Genetic evolution of Rift Valley fever virus (RVFV) in Africa has been shaped mainly by environmental changes such as abnormal rainfall patterns and climate change that has occurred over the last few decades. These gradual environmental changes are believed to have effected gene migration from macro (geographical) to micro (reassortment) levels. Presently, 15 lineages of RVFV have been identified to be circulating within the Sub-Saharan Africa. International trade in livestock and movement of mosquitoes are thought to be responsible for the outbreaks occurring outside endemic or enzootic regions. Virus spillover events contribute to outbreaks as was demonstrated by the largest epidemic of 1977 in Egypt. Genomic surveillance of the virus evolution is crucial in developing intervention strategies. Therefore, we have developed a computational tool for rapidly classifying and assigning lineages of the RVFV isolates.

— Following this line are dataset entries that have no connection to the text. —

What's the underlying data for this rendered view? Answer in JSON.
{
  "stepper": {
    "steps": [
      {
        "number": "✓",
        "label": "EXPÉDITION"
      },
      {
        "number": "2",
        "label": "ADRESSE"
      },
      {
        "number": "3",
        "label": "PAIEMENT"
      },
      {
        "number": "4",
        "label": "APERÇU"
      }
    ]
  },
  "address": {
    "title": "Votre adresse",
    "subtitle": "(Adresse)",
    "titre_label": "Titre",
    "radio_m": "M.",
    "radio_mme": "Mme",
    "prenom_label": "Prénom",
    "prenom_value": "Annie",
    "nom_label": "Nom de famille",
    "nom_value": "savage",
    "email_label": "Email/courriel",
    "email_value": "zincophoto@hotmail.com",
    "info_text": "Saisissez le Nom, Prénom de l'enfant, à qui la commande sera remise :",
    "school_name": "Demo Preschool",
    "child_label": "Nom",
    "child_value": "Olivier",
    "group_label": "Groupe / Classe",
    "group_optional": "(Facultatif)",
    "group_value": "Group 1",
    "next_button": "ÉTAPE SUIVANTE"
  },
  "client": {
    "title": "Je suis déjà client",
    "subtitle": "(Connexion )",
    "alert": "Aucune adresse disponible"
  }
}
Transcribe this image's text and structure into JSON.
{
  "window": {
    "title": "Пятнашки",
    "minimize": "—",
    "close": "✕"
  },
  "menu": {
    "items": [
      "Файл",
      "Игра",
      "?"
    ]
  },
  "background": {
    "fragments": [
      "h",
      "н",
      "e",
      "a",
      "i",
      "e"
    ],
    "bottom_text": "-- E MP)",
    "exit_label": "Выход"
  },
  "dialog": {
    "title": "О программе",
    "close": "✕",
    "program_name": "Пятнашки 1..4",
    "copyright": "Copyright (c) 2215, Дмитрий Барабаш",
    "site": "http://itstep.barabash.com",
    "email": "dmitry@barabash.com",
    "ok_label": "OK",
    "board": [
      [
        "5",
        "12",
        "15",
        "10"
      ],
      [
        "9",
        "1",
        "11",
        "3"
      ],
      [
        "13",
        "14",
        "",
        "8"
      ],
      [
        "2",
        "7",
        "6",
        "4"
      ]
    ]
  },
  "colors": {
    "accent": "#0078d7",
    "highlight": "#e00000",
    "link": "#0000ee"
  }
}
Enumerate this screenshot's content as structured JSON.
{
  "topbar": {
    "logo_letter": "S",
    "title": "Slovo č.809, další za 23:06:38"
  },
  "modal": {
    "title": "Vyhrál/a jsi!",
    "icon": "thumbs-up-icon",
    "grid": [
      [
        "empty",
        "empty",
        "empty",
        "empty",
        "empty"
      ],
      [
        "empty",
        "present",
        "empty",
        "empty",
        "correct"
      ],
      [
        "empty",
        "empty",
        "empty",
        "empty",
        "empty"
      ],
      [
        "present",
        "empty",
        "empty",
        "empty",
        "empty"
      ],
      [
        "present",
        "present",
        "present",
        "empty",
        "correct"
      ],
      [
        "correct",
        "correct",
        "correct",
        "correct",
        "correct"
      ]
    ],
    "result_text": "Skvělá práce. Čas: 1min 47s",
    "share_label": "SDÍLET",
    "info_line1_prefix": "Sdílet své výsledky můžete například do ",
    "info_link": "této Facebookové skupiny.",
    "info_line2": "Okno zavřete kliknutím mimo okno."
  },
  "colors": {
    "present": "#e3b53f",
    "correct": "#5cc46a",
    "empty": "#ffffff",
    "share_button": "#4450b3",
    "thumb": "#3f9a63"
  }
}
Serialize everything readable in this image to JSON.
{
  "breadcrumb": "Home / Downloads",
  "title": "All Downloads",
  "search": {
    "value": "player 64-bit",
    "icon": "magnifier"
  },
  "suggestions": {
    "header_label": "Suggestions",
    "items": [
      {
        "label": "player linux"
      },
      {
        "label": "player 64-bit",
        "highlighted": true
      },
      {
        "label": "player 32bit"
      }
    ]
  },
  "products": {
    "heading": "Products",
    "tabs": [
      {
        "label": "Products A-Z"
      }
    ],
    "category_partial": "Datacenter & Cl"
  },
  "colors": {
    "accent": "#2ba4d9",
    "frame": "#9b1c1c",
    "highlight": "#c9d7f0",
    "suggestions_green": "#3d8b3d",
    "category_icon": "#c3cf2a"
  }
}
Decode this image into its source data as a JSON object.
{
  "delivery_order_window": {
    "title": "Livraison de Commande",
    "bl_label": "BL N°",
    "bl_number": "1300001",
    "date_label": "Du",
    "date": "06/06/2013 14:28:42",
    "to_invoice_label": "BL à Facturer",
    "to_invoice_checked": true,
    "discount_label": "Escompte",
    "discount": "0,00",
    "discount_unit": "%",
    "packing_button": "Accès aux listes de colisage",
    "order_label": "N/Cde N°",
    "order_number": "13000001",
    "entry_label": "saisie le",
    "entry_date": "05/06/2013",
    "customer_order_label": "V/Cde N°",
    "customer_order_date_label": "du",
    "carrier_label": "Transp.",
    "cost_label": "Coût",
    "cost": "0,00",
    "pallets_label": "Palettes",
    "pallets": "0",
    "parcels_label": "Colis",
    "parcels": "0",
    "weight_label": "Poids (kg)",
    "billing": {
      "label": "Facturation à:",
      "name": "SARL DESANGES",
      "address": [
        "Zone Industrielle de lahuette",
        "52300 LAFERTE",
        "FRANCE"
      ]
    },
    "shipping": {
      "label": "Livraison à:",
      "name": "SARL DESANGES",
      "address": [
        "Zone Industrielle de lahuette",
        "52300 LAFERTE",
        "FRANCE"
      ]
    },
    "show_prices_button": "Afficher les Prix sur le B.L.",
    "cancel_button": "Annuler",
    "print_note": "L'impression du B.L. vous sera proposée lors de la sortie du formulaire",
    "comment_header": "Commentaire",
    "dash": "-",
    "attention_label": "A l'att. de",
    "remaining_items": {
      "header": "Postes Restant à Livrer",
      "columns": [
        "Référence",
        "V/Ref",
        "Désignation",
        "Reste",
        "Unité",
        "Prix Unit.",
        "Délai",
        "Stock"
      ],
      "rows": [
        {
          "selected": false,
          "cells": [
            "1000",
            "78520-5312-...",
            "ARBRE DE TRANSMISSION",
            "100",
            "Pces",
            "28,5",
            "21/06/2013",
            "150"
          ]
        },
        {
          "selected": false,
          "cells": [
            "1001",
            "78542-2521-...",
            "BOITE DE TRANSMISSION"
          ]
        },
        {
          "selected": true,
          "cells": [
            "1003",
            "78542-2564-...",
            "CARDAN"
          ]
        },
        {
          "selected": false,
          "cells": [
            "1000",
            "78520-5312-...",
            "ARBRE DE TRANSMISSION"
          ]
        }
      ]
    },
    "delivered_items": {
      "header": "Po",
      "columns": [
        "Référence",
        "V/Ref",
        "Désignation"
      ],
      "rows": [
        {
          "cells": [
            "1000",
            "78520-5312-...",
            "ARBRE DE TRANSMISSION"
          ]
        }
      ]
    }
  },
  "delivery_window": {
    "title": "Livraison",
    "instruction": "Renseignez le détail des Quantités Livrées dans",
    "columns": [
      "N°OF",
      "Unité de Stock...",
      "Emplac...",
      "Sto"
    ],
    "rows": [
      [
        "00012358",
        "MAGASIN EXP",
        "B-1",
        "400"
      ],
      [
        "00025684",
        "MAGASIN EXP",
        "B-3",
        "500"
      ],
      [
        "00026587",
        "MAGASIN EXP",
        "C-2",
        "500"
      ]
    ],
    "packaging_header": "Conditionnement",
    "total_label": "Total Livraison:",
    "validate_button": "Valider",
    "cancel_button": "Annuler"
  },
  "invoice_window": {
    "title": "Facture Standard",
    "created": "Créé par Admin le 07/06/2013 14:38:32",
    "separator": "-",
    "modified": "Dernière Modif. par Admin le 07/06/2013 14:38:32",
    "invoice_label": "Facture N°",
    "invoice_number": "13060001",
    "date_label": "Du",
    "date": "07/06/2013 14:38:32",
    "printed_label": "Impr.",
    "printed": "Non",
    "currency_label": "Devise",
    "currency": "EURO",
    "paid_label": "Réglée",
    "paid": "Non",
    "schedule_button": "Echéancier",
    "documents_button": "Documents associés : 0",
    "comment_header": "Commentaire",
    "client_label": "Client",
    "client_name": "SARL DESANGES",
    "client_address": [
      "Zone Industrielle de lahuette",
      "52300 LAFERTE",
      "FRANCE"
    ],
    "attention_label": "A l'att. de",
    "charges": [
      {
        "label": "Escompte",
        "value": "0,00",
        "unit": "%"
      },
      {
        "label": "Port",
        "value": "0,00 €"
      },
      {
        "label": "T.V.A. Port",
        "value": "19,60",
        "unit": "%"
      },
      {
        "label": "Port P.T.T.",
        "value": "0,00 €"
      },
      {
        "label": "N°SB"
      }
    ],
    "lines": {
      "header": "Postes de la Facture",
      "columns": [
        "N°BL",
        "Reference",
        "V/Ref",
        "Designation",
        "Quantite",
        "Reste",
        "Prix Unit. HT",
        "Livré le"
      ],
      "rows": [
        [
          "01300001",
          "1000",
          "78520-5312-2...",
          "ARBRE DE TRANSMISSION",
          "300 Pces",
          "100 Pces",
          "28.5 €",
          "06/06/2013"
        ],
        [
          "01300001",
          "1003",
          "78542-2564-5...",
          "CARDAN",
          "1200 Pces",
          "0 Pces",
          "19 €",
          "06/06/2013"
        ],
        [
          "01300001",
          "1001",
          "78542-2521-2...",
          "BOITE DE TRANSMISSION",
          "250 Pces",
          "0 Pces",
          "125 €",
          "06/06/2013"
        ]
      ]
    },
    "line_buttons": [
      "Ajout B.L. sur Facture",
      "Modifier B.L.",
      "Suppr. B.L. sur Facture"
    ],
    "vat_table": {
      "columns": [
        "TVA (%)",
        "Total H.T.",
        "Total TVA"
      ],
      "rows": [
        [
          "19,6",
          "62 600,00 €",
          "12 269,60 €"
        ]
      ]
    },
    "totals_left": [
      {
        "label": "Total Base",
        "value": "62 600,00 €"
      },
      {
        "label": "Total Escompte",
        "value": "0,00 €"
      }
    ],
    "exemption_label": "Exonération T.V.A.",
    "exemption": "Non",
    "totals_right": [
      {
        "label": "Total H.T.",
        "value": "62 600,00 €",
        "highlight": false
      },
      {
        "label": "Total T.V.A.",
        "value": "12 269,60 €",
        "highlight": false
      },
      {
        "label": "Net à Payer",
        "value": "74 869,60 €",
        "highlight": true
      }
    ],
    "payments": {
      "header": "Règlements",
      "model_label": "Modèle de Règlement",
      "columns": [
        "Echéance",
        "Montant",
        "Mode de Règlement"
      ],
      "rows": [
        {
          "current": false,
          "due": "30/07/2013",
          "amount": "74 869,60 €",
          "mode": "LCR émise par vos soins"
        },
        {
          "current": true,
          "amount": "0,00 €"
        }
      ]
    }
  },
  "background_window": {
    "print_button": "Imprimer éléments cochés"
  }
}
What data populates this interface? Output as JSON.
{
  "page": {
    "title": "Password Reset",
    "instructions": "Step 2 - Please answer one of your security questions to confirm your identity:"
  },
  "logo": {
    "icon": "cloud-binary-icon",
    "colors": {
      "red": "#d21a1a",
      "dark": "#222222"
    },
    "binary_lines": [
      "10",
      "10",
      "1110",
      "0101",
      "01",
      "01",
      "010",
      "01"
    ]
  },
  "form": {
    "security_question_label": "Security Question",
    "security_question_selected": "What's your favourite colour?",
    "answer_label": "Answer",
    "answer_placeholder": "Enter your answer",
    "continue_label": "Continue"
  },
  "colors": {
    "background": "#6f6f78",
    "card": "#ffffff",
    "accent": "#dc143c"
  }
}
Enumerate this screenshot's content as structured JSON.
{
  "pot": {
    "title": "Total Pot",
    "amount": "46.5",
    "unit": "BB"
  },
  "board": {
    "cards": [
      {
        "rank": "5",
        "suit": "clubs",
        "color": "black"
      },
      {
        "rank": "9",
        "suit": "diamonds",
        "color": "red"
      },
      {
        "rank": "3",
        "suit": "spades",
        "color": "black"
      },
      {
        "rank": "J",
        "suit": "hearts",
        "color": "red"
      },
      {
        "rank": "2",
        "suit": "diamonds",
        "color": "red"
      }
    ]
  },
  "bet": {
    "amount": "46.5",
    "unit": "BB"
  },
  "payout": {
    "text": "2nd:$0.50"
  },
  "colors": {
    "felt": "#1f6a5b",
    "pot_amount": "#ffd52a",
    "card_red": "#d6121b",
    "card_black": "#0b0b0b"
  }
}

The computational method is presented both as a command line tool and a web application hosted at Validation of the tool has been performed on a large dataset using glycoprotein gene (Gn) and whole genome sequences of the Large (L), Medium (M) and Small (S) segments of the RVFV retrieved from the National Center for Biotechnology Information (NCBI) GenBank database. Using the Gn nucleotide sequences, the RVFV typing tool was able to correctly classify all 234 RVFV sequences at species level with 100% specificity, sensitivity and accuracy. All the sequences in lineages A (n = 10), B (n = 1), C (n = 88), D (n = 1), E (n = 3), F (n = 2), G (n = 2), H (n = 105), I (n = 2), J (n = 1), K (n = 4), L (n = 8), M (n = 1), N (n = 5) and O (n = 1) were also correctly classified at phylogenetic level. Lineage assignment using whole RVFV genome sequences (L, M and S-segments) did not achieve 100% specificity, sensitivity and accuracy for all the sequences analyzed. We further tested our tool using genomic data that we generated by sequencing 5 samples collected following a recent RVF outbreak in Kenya. All the 5 samples were assigned lineage C by both the partial (Gn) and whole genome sequence classifiers. The tool is useful in tracing the origin of outbreaks and supporting surveillance efforts.